The governor said she asked state Attorney General Raúl Torrez to investigate whether federal agents broke state law by allowing lethal drugs to remain in New Mexico, and if so, to prosecute those responsible.

"There are no words to describe how reckless and dangerous these decisions were," Grisham said in a statement Wednesday. "Make no mistake: the DEA knew people would die if these pills made it into New Mexico communities, and the agency let it happen anyway. 

"The result: hundreds of New Mexican parents burying their kids," she continued. "Hundreds of New Mexican kids growing up without stable parents. All while the federal government stood by."

Grisham highlighted her own attempts at stemming the flow of fentanyl into New Mexico, highlighting how she had asked the Biden and Trump administrations for more help and declared the surge of fentanyl as a "public health emergency." 

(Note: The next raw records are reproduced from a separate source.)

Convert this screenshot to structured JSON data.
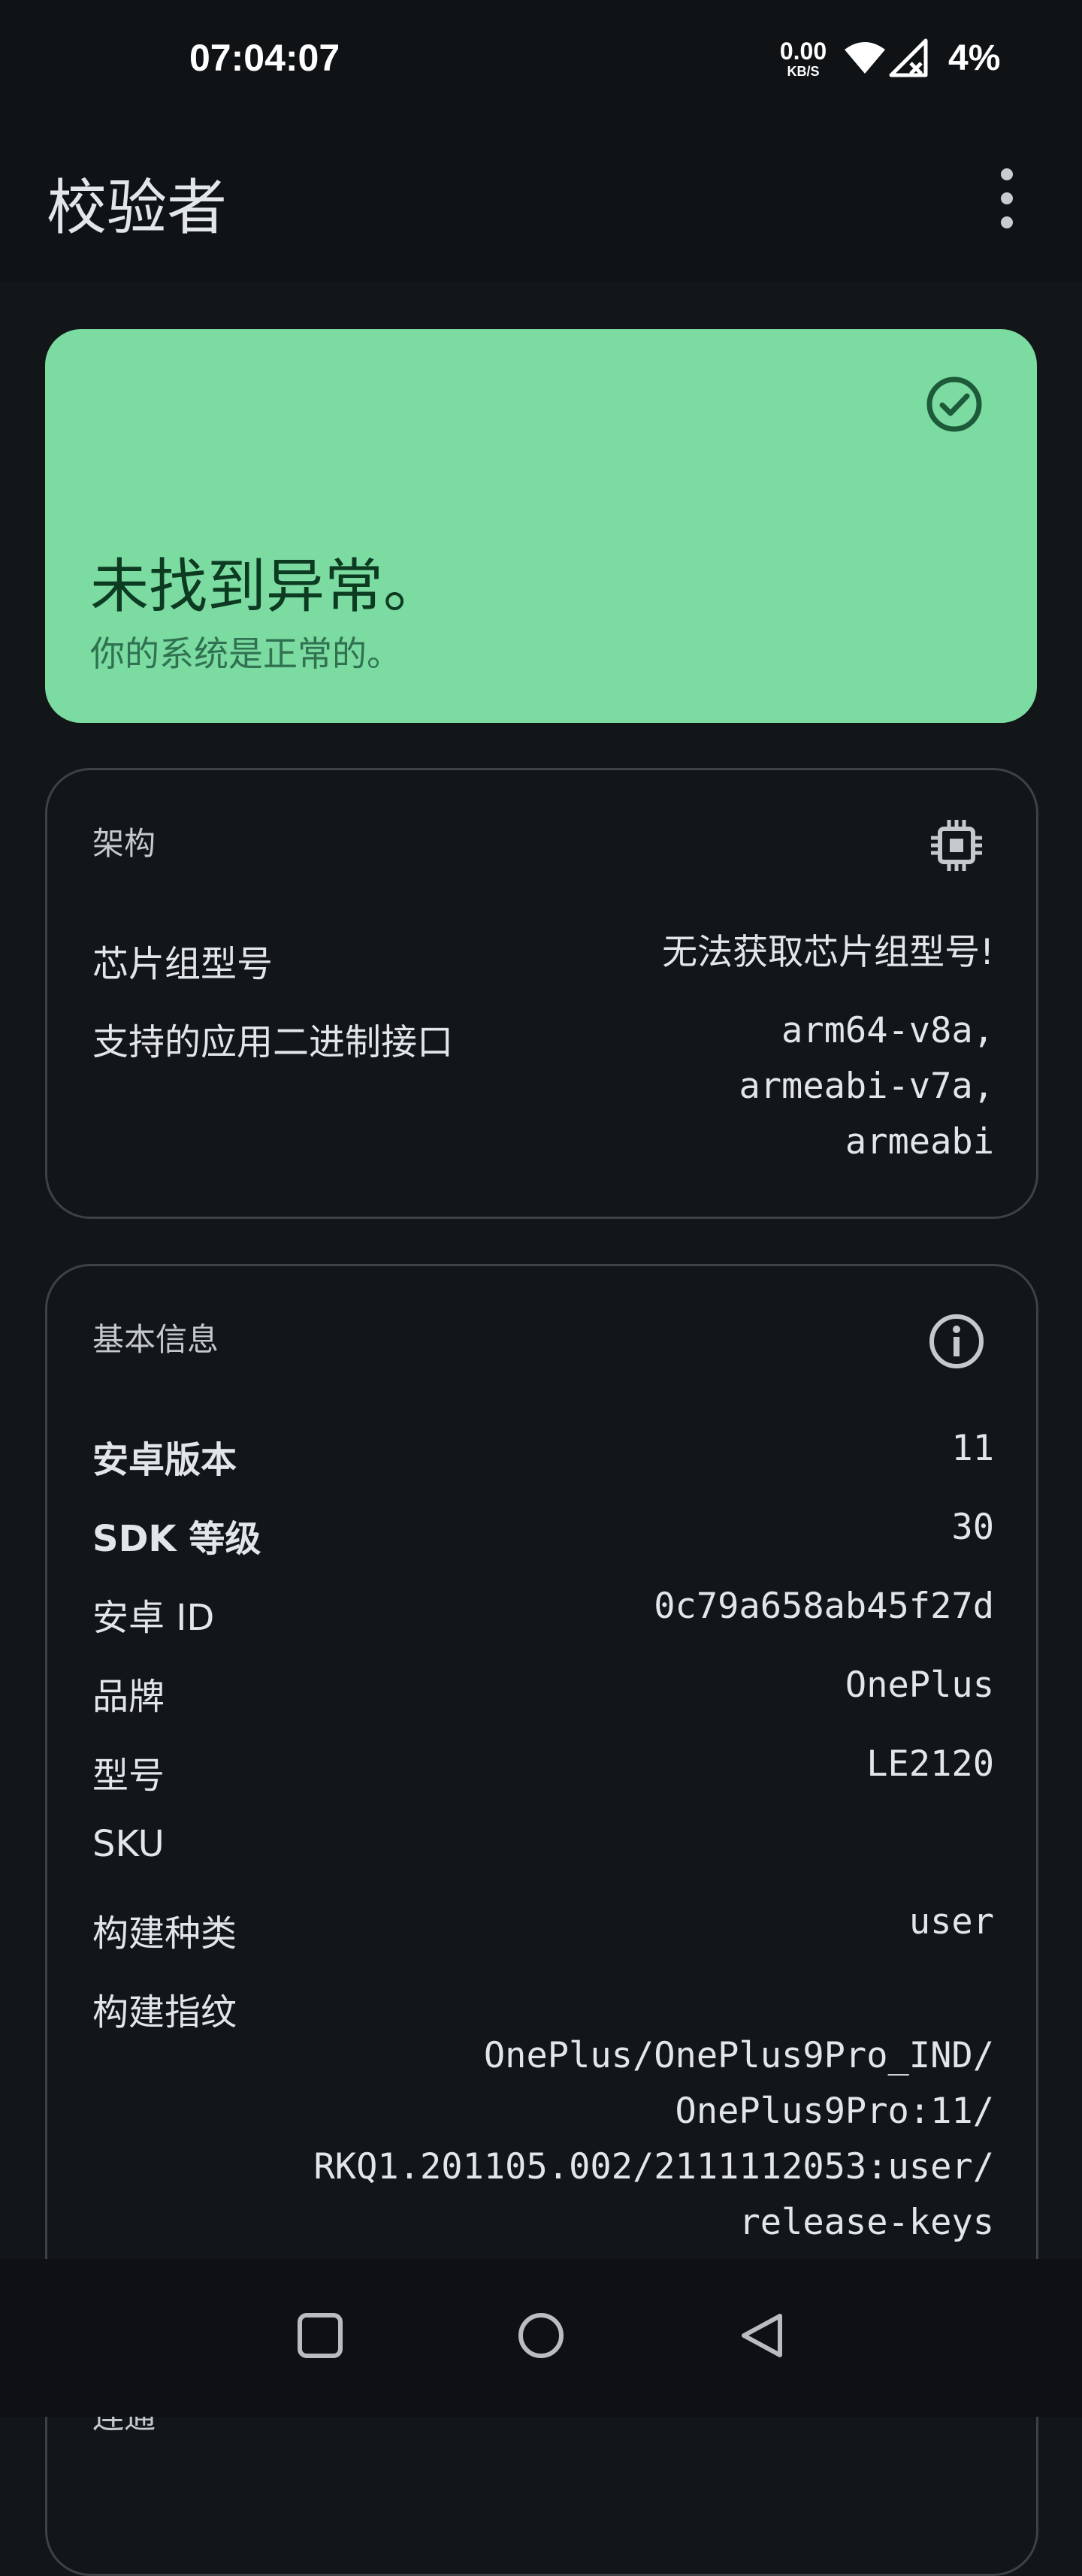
{
  "status_bar": {
    "time": "07:04:07",
    "net_speed_value": "0.00",
    "net_speed_unit": "KB/S",
    "battery": "4%"
  },
  "app_bar": {
    "title": "校验者"
  },
  "status_card": {
    "title": "未找到异常。",
    "subtitle": "你的系统是正常的。",
    "color": "#7bdba1"
  },
  "architecture": {
    "title": "架构",
    "rows": [
      {
        "label": "芯片组型号",
        "value": "无法获取芯片组型号!"
      },
      {
        "label": "支持的应用二进制接口",
        "value": "arm64-v8a,\narmeabi-v7a,\narmeabi"
      }
    ]
  },
  "basic_info": {
    "title": "基本信息",
    "rows": [
      {
        "label": "安卓版本",
        "value": "11"
      },
      {
        "label": "SDK 等级",
        "value": "30"
      },
      {
        "label": "安卓 ID",
        "value": "0c79a658ab45f27d"
      },
      {
        "label": "品牌",
        "value": "OnePlus"
      },
      {
        "label": "型号",
        "value": "LE2120"
      },
      {
        "label": "SKU",
        "value": ""
      },
      {
        "label": "构建种类",
        "value": "user"
      },
      {
        "label": "构建指纹",
        "value": "OnePlus/OnePlus9Pro_IND/\nOnePlus9Pro:11/\nRKQ1.201105.002/2111112053:user/\nrelease-keys"
      }
    ]
  },
  "root_card": {
    "title": "连通"
  },
  "icons": {
    "status_check": "check-circle-icon",
    "architecture": "chip-icon",
    "basic_info": "info-icon",
    "nav_recents": "square-icon",
    "nav_home": "circle-icon",
    "nav_back": "triangle-back-icon"
  }
}
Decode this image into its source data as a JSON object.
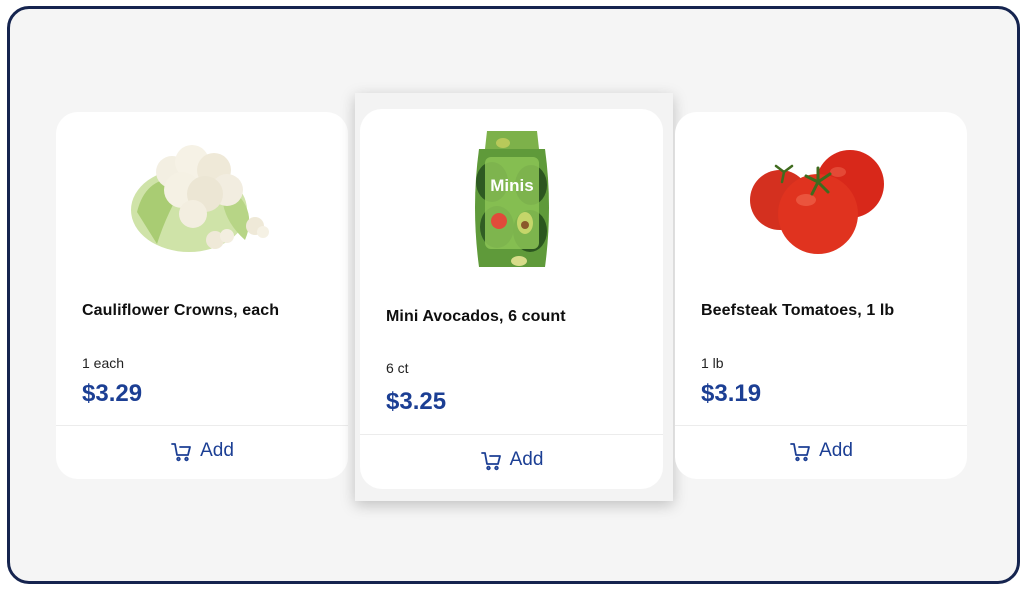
{
  "products": [
    {
      "name": "Cauliflower Crowns, each",
      "unit": "1 each",
      "price": "$3.29",
      "add_label": "Add",
      "image_icon": "cauliflower-image"
    },
    {
      "name": "Mini Avocados, 6 count",
      "unit": "6 ct",
      "price": "$3.25",
      "add_label": "Add",
      "image_icon": "mini-avocados-bag-image",
      "package_text": "Minis"
    },
    {
      "name": "Beefsteak Tomatoes, 1 lb",
      "unit": "1 lb",
      "price": "$3.19",
      "add_label": "Add",
      "image_icon": "tomatoes-image"
    }
  ],
  "colors": {
    "price": "#1c3f94",
    "frame_border": "#15244f",
    "background": "#f5f5f5"
  }
}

She also sent National Guard troops to the cities of Albuquerque and Española.

"While my administration was doing everything we could to stem the tide of fentanyl coming into our state, the federal government deliberately allowed it to flood in," she lamented. "New Mexican lives are not the federal government’s cost of doing business. I plan to hold the federal government accountable for this disaster."

The DEA has rejected media interpretations of the operations, telling the Daily Signal that the operations "involved complex, court-authorized Title III investigations in which agents and prosecutors conducted real-time surveillance, intelligence gathering, and operational analysis targeting larger drug trafficking organizations.”

The governor's comment occurred one day before DEA Administrator Terrance Cole asked DEA Assistant Inspector General Sean O'Neill to conduct an independent review of agency operations in New Mexico.